One of my recent "grab a bottle at random" picks was the 2005 Red Diamond Chardonnay from Washington state, $10, 13.5% abv.
Nose of toasted marshmallows, buttered popcorn, just a hint of apricot in the background. Big, buttery mouthfeel with very low acidity, dry and fruity but with an ashy balancing element. Served with an omelet and hash browns after Christmas, sort of a comfort meal around the holiday, where the wine ended up carrying the buttered toast and fruit of a "breakfast for dinner" meal.
I briefly mentioned this wine on Facebook after trying it, and it was funny to read the responses. Some thought it sounded terrible, some thought it sounded delicious. Others just found it interesting. I'll admit that this style surprised me from Washington, and while it's not my favorite Chardonnay profile I do smile when I encounter such a wine. It stands out from the crowd of "Another Boring Chardonnay".
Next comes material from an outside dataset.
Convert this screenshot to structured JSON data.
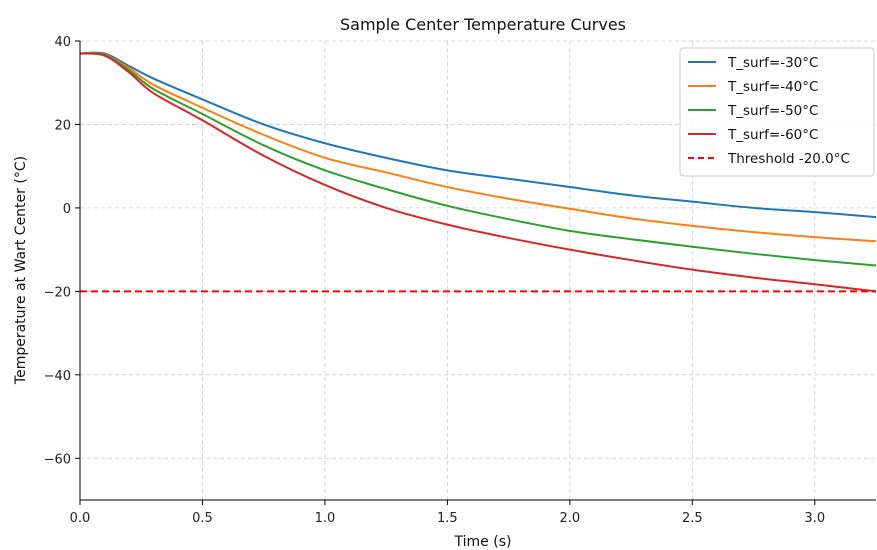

I bring this up not to criticize any of the responses, but rather to illustrate my method of reviewing wines. It should be obvious by now that I don't use scores, stars, or anything like that. Occasionally I'll praise a wine's quality-price ratio, or I'll say something is highly recommended, but mostly I just say, "here's what it smells and tastes like, and here's how it worked with food". In this case I described the wine honestly; if you like toasty/buttery/caramel Chardonnays, then this was a positive review. If you prefer a lighter, more restrained style, then this was a negative review. Take from that what you will.